Il modo più ovvio per risparmiare alla società gli effetti devastanti del COVID-19 è promuovere misure per ridurre sia la trasmissione che la gravità della malattia. Ma il virus SARS-CoV-2 è altamente trasmissibile, non può essere contenuto dalla sola sorveglianza basata sui soggetti che sviluppano sintomi, e si sta dimostrando difficile da eradicare, anche nelle regioni che hanno implementato rigide misure di controllo iniziale.

Nonostante le preoccupazioni riguardanti la sicurezza, la distribuzione mondiale e il livello di efficacia, il mondo nutre grandi speranze per un vaccino SARS-CoV-2. All’inizio di settembre, 34 vaccini sperimentali erano in corso di valutazione clinica, con centinaia di altri in fase di sviluppo. Le speranze sui vaccini non riguardano solo la prevenzione della malattia, ma anche (e specialmente, io direi) la riduzione della sua gravità. Infatti, la maggior parte degli studi sui vaccini include anche, come esito positivo secondario, la riduzione della gravità della malattia, perché comunque aumentare la percentuale di casi in cui la malattia è lieve o asintomatica sarebbe una vittoria per la salute pubblica.
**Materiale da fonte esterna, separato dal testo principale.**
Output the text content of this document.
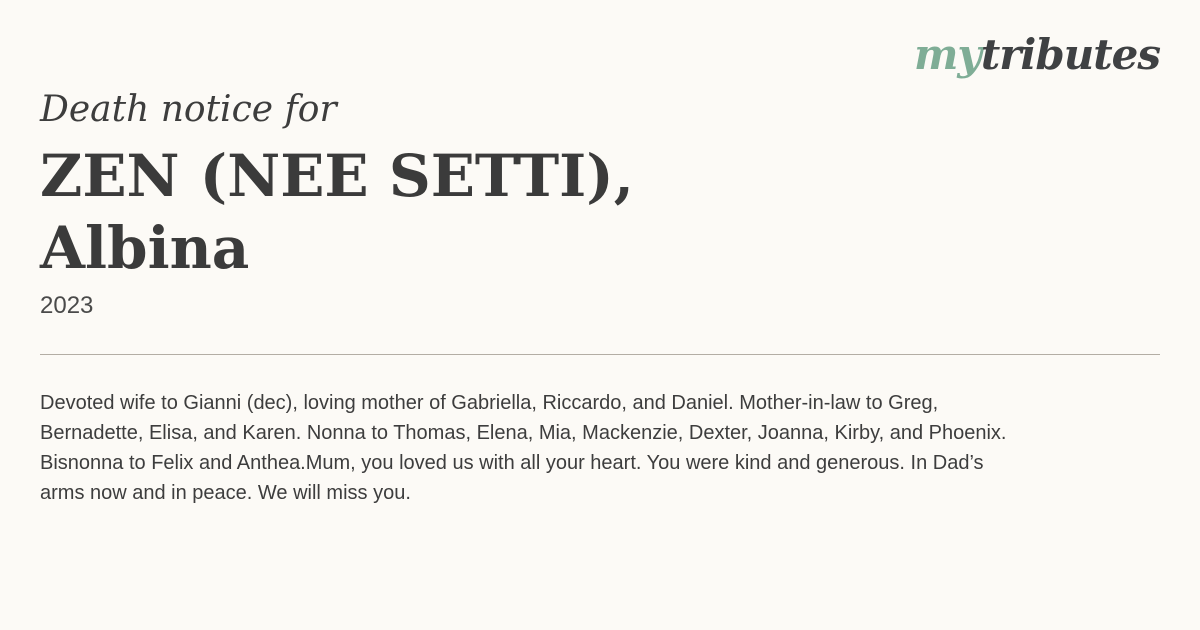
mytributes
Death notice for
ZEN (NEE SETTI),
Albina
2023

Devoted wife to Gianni (dec), loving mother of Gabriella, Riccardo, and Daniel. Mother-in-law to Greg,
Bernadette, Elisa, and Karen. Nonna to Thomas, Elena, Mia, Mackenzie, Dexter, Joanna, Kirby, and Phoenix.
Bisnonna to Felix and Anthea.Mum, you loved us with all your heart. You were kind and generous. In Dad’s
arms now and in peace. We will miss you.
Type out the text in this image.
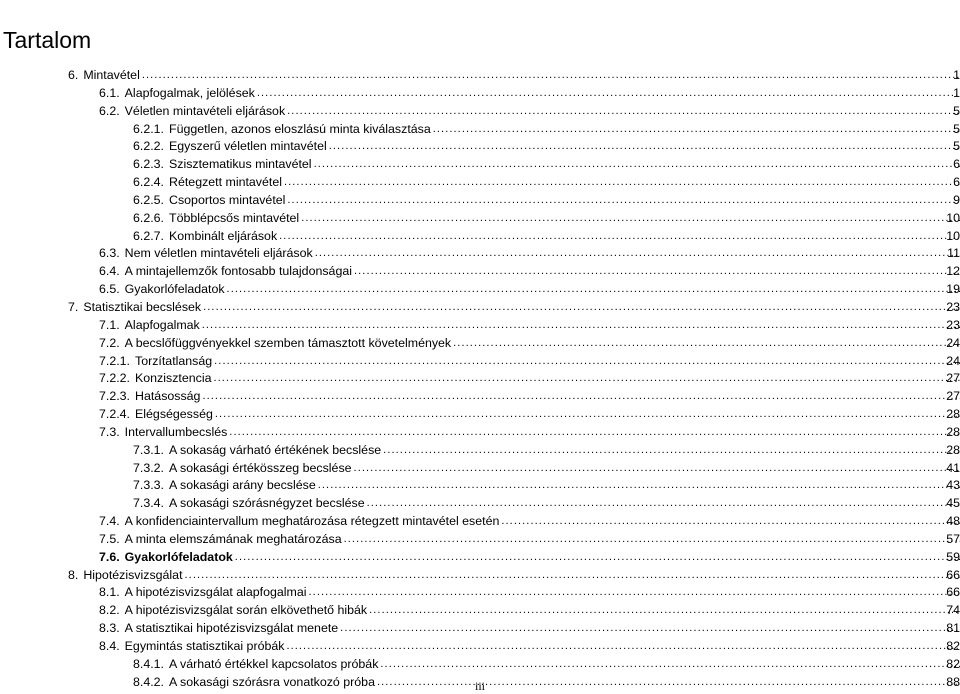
Tartalom
6. Mintavétel .....	1
6.1. Alapfogalmak, jelölések .....	1
6.2. Véletlen mintavételi eljárások .....	5
6.2.1. Független, azonos eloszlású minta kiválasztása .....	5
6.2.2. Egyszerű véletlen mintavétel .....	5
6.2.3. Szisztematikus mintavétel .....	6
6.2.4. Rétegzett mintavétel .....	6
6.2.5. Csoportos mintavétel .....	9
6.2.6. Többlépcsős mintavétel .....	10
6.2.7. Kombinált eljárások .....	10
6.3. Nem véletlen mintavételi eljárások .....	11
6.4. A mintajellemzők fontosabb tulajdonságai .....	12
6.5. Gyakorlófeladatok .....	19
7. Statisztikai becslések .....	23
7.1. Alapfogalmak .....	23
7.2. A becslőfüggvényekkel szemben támasztott követelmények .....	24
7.2.1. Torzítatlanság .....	24
7.2.2. Konzisztencia .....	27
7.2.3. Hatásosság .....	27
7.2.4. Elégségesség .....	28
7.3. Intervallumbecslés .....	28
7.3.1. A sokaság várható értékének becslése .....	28
7.3.2. A sokasági értékösszeg becslése .....	41
7.3.3. A sokasági arány becslése .....	43
7.3.4. A sokasági szórásnégyzet becslése .....	45
7.4. A konfidenciaintervallum meghatározása rétegzett mintavétel esetén .....	48
7.5. A minta elemszámának meghatározása .....	57
7.6. Gyakorlófeladatok .....	59
8. Hipotézisvizsgálat .....	66
8.1. A hipotézisvizsgálat alapfogalmai .....	66
8.2. A hipotézisvizsgálat során elkövethető hibák .....	74
8.3. A statisztikai hipotézisvizsgálat menete .....	81
8.4. Egymintás statisztikai próbák .....	82
8.4.1. A várható értékkel kapcsolatos próbák .....	82
8.4.2. A sokasági szórásra vonatkozó próba .....	88
iii
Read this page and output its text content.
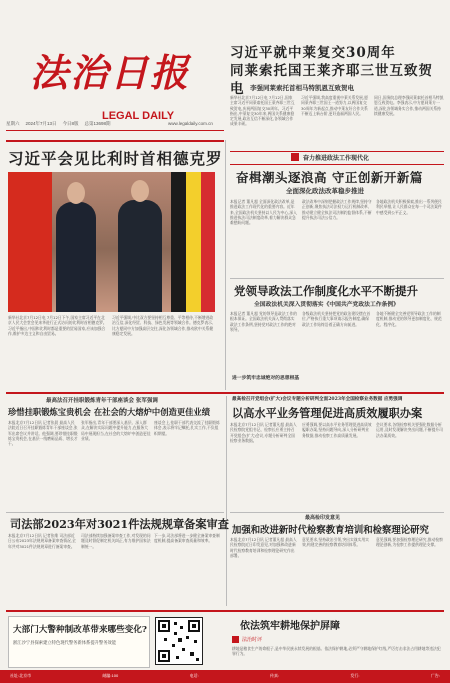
法治日报
LEGAL DAILY
星期六 2024年7月13日 今日8版 总第13698期	www.legaldaily.com.cn
习近平就中莱复交30周年
同莱索托国王莱齐耶三世互致贺电 李强同莱索托首相马特凯恩互致贺电
新华社北京7月12日电 7月12日,国家主席习近平同莱索托国王莱齐耶三世互致贺电,庆祝两国复交30周年。习近平指出,中莱复交30年来,两国关系健康稳定发展,政治互信不断深化,各领域合作成果丰硕。
习近平强调,我高度重视中莱关系发展,愿同莱齐耶三世国王一道努力,以两国复交30周年为新起点,推动中莱友好合作关系不断迈上新台阶,更好造福两国人民。
同日,国务院总理李强同莱索托首相马特凯恩互致贺电。李强表示,中方愿同莱方一道,深化各领域务实合作,推动两国关系持续健康发展。
习近平会见比利时首相德克罗
新华社北京7月12日电 7月12日下午,国家主席习近平在北京人民大会堂会见来华进行正式访问的比利时首相德克罗。习近平指出,中国和比利时都是重要的贸易国家,应该加强合作,维护多边主义和自由贸易。
习近平强调,中比双方要坚持相互尊重、平等相待,不断增进政治互信,深化经贸、科技、绿色发展等领域合作。德克罗表示,比方愿同中方加强高层交往,深化各领域合作,推动欧中关系健康稳定发展。
奋力推进政法工作现代化
奋楫潮头逐浪高 守正创新开新篇
全面深化政法改革稳步推进
本报记者 董凡超 全面深化政法改革,是推进政法工作现代化的重要内容。近年来,全国政法机关坚持以人民为中心,深入推进执法司法制度改革,着力解决群众急难愁盼问题。
政法改革中深刻把握政法工作规律,坚持守正创新,聚焦执法司法权力运行机制改革,推动建立健全执法司法制约监督体系,不断提升执法司法公信力。
各地政法机关积极探索,推出一系列便民利民举措,让人民群众在每一个司法案件中感受到公平正义。
党领导政法工作制度化水平不断提升
全国政法机关深入贯彻落实《中国共产党政法工作条例》
本报记者 董凡超 党的领导是政法工作的根本保证。全国政法机关深入贯彻落实政法工作条例,坚持党对政法工作的绝对领导。
进一步筑牢忠诚绝对的思想根基
各级政法机关坚持把党的政治建设摆在首位,严格执行重大事项请示报告制度,确保政法工作始终沿着正确方向前进。
各地不断健全完善党领导政法工作的制度机制,推动党的领导更加制度化、规范化、程序化。
最高法召开挂职锻炼青年干部座谈会 张军强调
珍惜挂职锻炼宝贵机会 在社会的大熔炉中创造更佳业绩
本报北京7月12日讯 记者张晨 最高人民法院近日召开挂职锻炼青年干部座谈会,张军出席会议并讲话。他强调,要珍惜挂职锻炼宝贵机会,在基层一线磨砺品质、增长才干。
张军指出,青年干部要深入基层、深入群众,在解决实际问题中提升能力,在服务大局中展现担当,在社会的大熔炉中创造更佳业绩。
座谈会上,挂职干部代表交流了挂职锻炼体会,表示将牢记嘱托,扎实工作,不负组织期望。
最高检召开党组会(扩大)会议专题分析研判全面2023年全国检察业务数据 应勇强调
以高水平业务管理促进高质效履职办案
本报北京7月12日讯 记者董凡超 最高人民检察院党组书记、检察长应勇主持召开党组会(扩大)会议,专题分析研判全国检察业务数据。
应勇强调,要以高水平业务管理促进高质效履职办案,坚持问题导向,深入分析研判业务数据,推动检察工作高质量发展。
会议要求,各级检察机关要强化数据分析运用,及时发现解决突出问题,不断提升司法办案质效。
司法部2023年对3021件法规规章备案审查
本报北京7月12日讯 记者张维 司法部近日公布2023年法规规章备案审查情况,全年共对3021件法规规章进行备案审查。
司法部持续加强备案审查工作,对发现的问题及时督促制定机关纠正,有力维护国家法制统一。
下一步,司法部将进一步健全备案审查制度机制,提高备案审查质量和效率。
最高检印发意见
加强和改进新时代检察教育培训和检察理论研究
本报北京7月12日讯 记者董凡超 最高人民检察院近日印发意见,对加强和改进新时代检察教育培训和检察理论研究作出部署。
意见要求,坚持政治引领,突出实战实用实效,构建完善的检察教育培训体系。
意见强调,要加强检察理论研究,推动检察理论创新,为检察工作提供理论支撑。
大部门大警种制改革带来哪些变化?
浙江沙宁县探索建立特色现代警务新体系提升警务效能
依法筑牢耕地保护屏障
法治时评
耕地是粮食生产的命根子,是中华民族永续发展的根基。依法保护耕地,必须严守耕地保护红线,严厉打击非法占用耕地等违法犯罪行为。
社址:北京市	邮编:100	电话:	传真:	发行:	广告:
La comunicazione su che cosa ci si aspetta dai vaccini non è stata finora chiara e secondo me ha alimentato molte illusioni.

Mentre attendiamo i risultati delle sperimentazioni sui vaccini, qualsiasi misura di salute pubblica che possa aumentare la percentuale di infezioni asintomatiche da SARS-CoV-2, e ridurre il numero di infezioni gravi dovrebbe essere fortemente promossa. Nelle ultime settimane sono emersi dati promettenti che suggeriscono che anche un’infezione lieve o asintomatica da SARS-CoV-2 induce una buona risposta immunitaria. Quindi qualsiasi strategia di salute pubblica che possa ridurre la gravità della malattia potrebbe aumentare anche l’immunità a livello di popolazione.

Per verificare l’ipotesi che il mascheramento a livello di popolazione è una di queste strategie, abbiamo bisogno di ulteriori studi controllati, per confrontare il tasso di infezione asintomatica in aree con e in aree senza mascheramento universale.

Ma abbiamo bisogno specialmente di una comunicazione efficace, costante e penetrante che induca anche i più scettici a proteggere se stessi per proteggere anche gli altri.